Par requête en date du 28 novembre 2024 reçue le 5 décembre 2024, [Y] [U] sollicitait la mainlevée de l’hospitalisation complète. Cette demande était rejetée.
Le certificat médical mensuel du Docteur [I] du 6 décembre 2024 notait une alternance de période plus calme et de période avec agressivité par le biais d’insultes envers les soignants. Le certificat de situation du Docteur [I] du 11 décembre 2024 notait une amélioration depuis une semaine permettant des heures d’ouverture de porte sans danger pour les soignants à raison de trois heures par jour (1 heure le matin, 1 heure le midi et 1 heure au moment du goûter).
Le certificat médical mensuel du Docteur [I] du 6 janvier 2025 notait une meilleure stabilité malgré la nécessité de placement régulier en isolement pour juguler des crises d’hétéro-agressivité liées à une grande intolérance à la frustration et malgré un incident avec les soignants.
Par requête en date du 1er janvier 2025 reçue le 2 janvier 2025, [Y] [U] sollicitait la mainlevée de l’hospitalisation complète.

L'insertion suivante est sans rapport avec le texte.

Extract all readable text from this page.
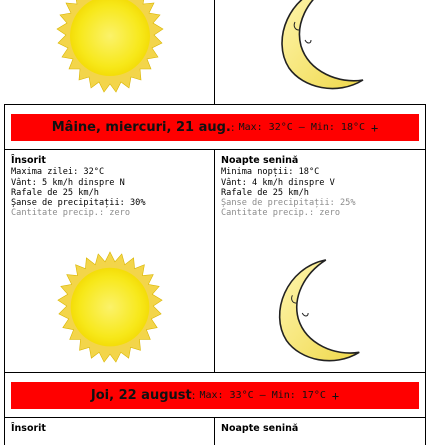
Mâine, miercuri, 21 aug. : Max: 32°C — Min: 18°C +
Însorit
Maxima zilei: 32°C
Vânt: 5 km/h dinspre N
Rafale de 25 km/h
Șanse de precipitații: 30%
Cantitate precip.: zero
Noapte senină
Minima nopții: 18°C
Vânt: 4 km/h dinspre V
Rafale de 25 km/h
Șanse de precipitații: 25%
Cantitate precip.: zero
Joi, 22 august : Max: 33°C — Min: 17°C +
Însorit	Noapte senină
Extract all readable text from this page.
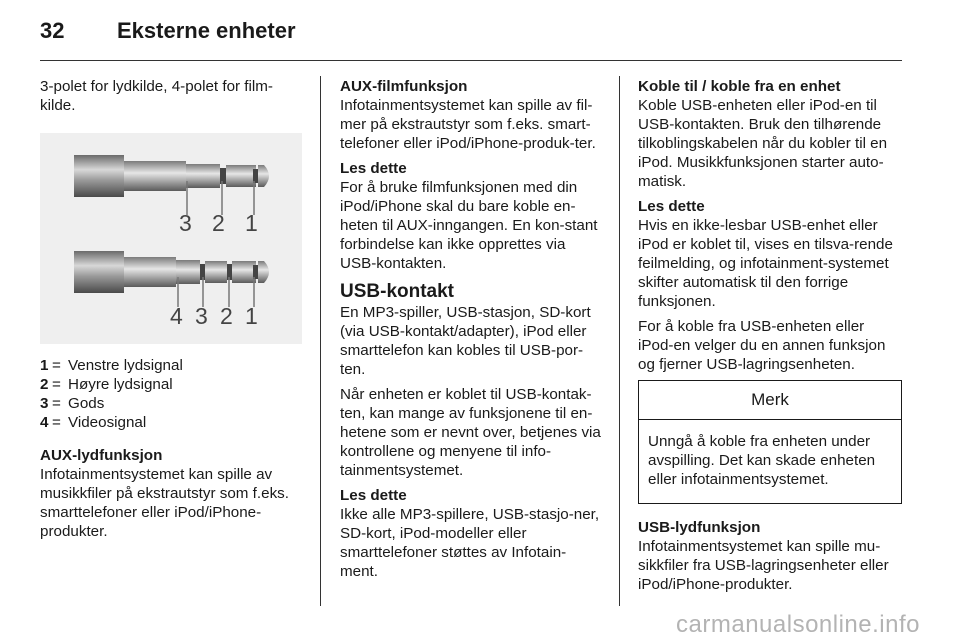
32 Eksterne enheter

3-polet for lydkilde, 4-polet for film-kilde.

3 2 1
4 3 2 1
1= Venstre lydsignal
2= Høyre lydsignal
3= Gods
4= Videosignal

AUX-lydfunksjon
Infotainmentsystemet kan spille av musikkfiler på ekstrautstyr som f.eks. smarttelefoner eller iPod/iPhone-produkter.

AUX-filmfunksjon
Infotainmentsystemet kan spille av fil-mer på ekstrautstyr som f.eks. smart-telefoner eller iPod/iPhone-produk-ter.

Les dette
For å bruke filmfunksjonen med din iPod/iPhone skal du bare koble en-heten til AUX-inngangen. En kon-stant forbindelse kan ikke opprettes via USB-kontakten.

USB-kontakt

En MP3-spiller, USB-stasjon, SD-kort (via USB-kontakt/adapter), iPod eller smarttelefon kan kobles til USB-por-ten.

Når enheten er koblet til USB-kontak-ten, kan mange av funksjonene til en-hetene som er nevnt over, betjenes via kontrollene og menyene til info-tainmentsystemet.

Les dette
Ikke alle MP3-spillere, USB-stasjo-ner, SD-kort, iPod-modeller eller smarttelefoner støttes av Infotain-ment.

Koble til / koble fra en enhet
Koble USB-enheten eller iPod-en til USB-kontakten. Bruk den tilhørende tilkoblingskabelen når du kobler til en iPod. Musikkfunksjonen starter auto-matisk.

Les dette
Hvis en ikke-lesbar USB-enhet eller iPod er koblet til, vises en tilsva-rende feilmelding, og infotainment-systemet skifter automatisk til den forrige funksjonen.

For å koble fra USB-enheten eller iPod-en velger du en annen funksjon og fjerner USB-lagringsenheten.

Merk
Unngå å koble fra enheten under avspilling. Det kan skade enheten eller infotainmentsystemet.

USB-lydfunksjon
Infotainmentsystemet kan spille mu-sikkfiler fra USB-lagringsenheter eller iPod/iPhone-produkter.

carmanualsonline.info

Il résulte des débats que [Y] [U], plus apaisée et dans un discours moins circonvolutoire, expose vouloir la mainlevée de l’hospitalisation complète pour pouvoir reprendre sa vie en main dont l’éducation de ce fils et un éventuel retour à la vie active.
Toutefois, au vu des certificats médicaux motivés, il convient de rejeter la demande de mainlevée de soins sous le régime de l’hospitalisation complète.
PAR CES MOTIFS
Statuant publiquement, par ordonnance réputée contradictoire, en premier ressort,
REJETONS la demande de mainlevée de la mesure de soins psychiatriques
La présente ordonnance est susceptible d’appel devant le premier président de la cour d’appel ou son délégué dans un délai de 10 jours à compter de sa notification ; en vertu de l’article 642 du code de procédure civile, le délai qui expirerait normalement un samedi, un dimanche ou un jour férié ou chômé est prorogé jusqu’au premier jour ouvrable suivant ; cet appel n’est pas suspensif, sauf s’il est interjeté par le ministère public dans les conditions de l’article L. 3211-12-4 du code de la santé publique ; il doit être formalisé par déclaration motivée avec une copie jointe de la présente ordonnance transmise :
— s’agissant des avocats du ressort de la cour d’appel de Rouen et à compter du 1er juillet 2018: via le RPVA sur l’adresse [Courriel 11] conformément à la convention relative à la communication électronique en matière civile ;
— s’agissant des avocats hors ressort, des personnes morales, des autorités administratives et des parties : par tout moyen ou par mail à l’adresse suivante : [Courriel 14] au greffe de la cour d’appel de Rouen sis [Adresse 1].
L’auteur d’un recours abusif ou dilatoire peut être condamné à une amende civile et au paiement d’une indemnité à l’autre partie.